Zero changes to existing macOS code. The approach uses Go build tags:

  • Rename 5 existing files with _darwin.go suffix (adds //go:build darwin constraint)
  • Split 3 files that mix portable logic with cgo calls (e.g., launcher.go — profile parsing is portable, the open command is not)
  • Create 7 new _windows.go files (~620 lines total)
  • Extend browsers.json with Windows exe names and AppData config paths
  • Add 3 Go dependencies: webview/webview, getlantern/systray, golang.org/x/sys/windows

The Svelte UI, TypeScript config engine, Go rule engine, resolver, shorturl expander, config watcher, and JS VM — all compile and run as-is on Windows with zero modifications. The .finicky.js config format stays identical, so users can share configs across platforms.

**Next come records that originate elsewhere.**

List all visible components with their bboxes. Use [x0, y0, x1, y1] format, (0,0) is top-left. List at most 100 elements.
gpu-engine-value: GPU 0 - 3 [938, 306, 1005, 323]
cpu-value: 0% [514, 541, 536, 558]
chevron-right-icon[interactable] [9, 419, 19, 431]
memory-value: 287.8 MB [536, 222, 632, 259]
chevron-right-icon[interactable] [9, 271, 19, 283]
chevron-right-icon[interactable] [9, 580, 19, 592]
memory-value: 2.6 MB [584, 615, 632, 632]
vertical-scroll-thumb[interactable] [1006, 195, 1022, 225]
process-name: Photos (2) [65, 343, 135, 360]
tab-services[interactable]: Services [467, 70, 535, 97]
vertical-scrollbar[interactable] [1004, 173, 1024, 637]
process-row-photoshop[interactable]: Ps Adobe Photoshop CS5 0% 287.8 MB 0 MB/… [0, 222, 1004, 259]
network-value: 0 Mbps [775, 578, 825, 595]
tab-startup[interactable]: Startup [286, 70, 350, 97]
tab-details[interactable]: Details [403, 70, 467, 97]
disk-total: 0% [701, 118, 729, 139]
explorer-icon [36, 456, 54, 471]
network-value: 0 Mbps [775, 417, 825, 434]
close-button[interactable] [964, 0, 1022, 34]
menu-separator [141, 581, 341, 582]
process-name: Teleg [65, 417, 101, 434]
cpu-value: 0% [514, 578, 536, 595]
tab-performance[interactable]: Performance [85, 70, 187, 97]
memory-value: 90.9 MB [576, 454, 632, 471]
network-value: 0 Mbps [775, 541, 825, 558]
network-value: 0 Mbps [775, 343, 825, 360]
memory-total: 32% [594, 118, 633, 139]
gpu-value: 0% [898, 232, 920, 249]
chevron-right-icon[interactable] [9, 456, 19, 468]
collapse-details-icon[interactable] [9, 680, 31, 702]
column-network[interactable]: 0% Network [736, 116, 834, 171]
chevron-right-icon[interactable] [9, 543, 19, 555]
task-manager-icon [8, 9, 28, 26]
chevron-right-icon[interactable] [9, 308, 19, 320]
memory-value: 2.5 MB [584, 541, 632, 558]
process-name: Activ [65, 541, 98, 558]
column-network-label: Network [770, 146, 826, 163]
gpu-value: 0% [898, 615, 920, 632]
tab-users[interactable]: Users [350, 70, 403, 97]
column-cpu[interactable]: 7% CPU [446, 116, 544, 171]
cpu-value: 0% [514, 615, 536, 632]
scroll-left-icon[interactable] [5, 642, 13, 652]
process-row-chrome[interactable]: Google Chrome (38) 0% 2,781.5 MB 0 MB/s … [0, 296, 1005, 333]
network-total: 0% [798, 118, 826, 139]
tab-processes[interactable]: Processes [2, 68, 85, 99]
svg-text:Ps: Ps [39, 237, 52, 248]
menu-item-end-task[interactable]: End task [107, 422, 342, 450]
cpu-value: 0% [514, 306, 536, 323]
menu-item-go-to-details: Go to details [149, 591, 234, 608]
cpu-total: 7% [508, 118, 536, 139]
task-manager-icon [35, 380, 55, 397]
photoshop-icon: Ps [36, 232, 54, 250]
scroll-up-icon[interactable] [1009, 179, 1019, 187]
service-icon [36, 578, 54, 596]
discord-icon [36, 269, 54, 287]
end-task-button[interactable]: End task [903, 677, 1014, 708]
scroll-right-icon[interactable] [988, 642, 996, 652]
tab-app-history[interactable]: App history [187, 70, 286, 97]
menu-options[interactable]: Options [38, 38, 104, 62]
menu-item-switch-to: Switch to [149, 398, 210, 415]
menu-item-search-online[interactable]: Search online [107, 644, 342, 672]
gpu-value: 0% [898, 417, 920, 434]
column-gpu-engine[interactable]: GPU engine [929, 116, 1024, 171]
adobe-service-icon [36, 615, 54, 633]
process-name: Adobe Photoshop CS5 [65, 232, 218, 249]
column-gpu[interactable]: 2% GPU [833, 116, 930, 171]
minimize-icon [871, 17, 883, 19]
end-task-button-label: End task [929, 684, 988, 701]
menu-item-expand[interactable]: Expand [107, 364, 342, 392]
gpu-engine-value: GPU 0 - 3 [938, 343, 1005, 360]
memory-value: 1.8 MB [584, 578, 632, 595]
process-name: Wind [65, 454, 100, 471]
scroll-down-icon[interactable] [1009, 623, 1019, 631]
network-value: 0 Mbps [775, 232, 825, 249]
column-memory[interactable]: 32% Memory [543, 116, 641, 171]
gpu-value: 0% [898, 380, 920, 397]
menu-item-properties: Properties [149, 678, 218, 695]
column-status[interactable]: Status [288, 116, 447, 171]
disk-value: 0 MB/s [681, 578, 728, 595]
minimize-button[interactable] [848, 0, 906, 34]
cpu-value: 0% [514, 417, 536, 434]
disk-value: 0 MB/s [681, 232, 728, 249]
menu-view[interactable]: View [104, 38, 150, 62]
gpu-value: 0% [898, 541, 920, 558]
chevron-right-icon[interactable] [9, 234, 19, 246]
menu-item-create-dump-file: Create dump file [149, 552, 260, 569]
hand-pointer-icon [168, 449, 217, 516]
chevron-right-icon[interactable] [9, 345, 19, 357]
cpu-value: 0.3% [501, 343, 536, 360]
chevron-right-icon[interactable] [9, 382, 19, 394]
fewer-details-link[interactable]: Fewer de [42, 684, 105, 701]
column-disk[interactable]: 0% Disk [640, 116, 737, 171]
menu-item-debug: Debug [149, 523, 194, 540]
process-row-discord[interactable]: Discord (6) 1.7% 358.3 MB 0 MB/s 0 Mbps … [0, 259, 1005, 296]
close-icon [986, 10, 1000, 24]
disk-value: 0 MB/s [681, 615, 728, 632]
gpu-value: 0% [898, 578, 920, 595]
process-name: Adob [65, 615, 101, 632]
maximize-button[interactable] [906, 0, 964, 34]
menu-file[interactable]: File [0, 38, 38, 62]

Files untouched: config/, logger/, resolver/, rules/, shorturl/, version/, assets/, packages/ (the entire Svelte UI).

The one architectural difference

On macOS:

User clicks link → OS routes to running Finicky via Apple Events → HandleURL()

On Windows:

User clicks link → OS launches finicky.exe with URL as argv[1]
  → Check for existing instance via named mutex
    → If exists: send URL over named pipe to running instance, exit
    → If not: become main instance, start pipe server, process URL

What I'm asking

Would you accept a PR that adds Windows support via this approach? Specifically:

  1. Are you open to the build-tag file structure (existing macOS code stays untouched, Windows files live alongside)?
  2. Any concerns about the new dependencies (webview/webview, getlantern/systray, golang.org/x/sys/windows)?
  3. Would you want Windows CI (GitHub Actions) added to the repo, or should that live in a fork?

If you'd prefer this as a community fork rather than upstream, that's completely fine — I'd maintain config format compatibility either way. Just want to check before doing the work.

Happy to share the full file-by-file analysis if helpful.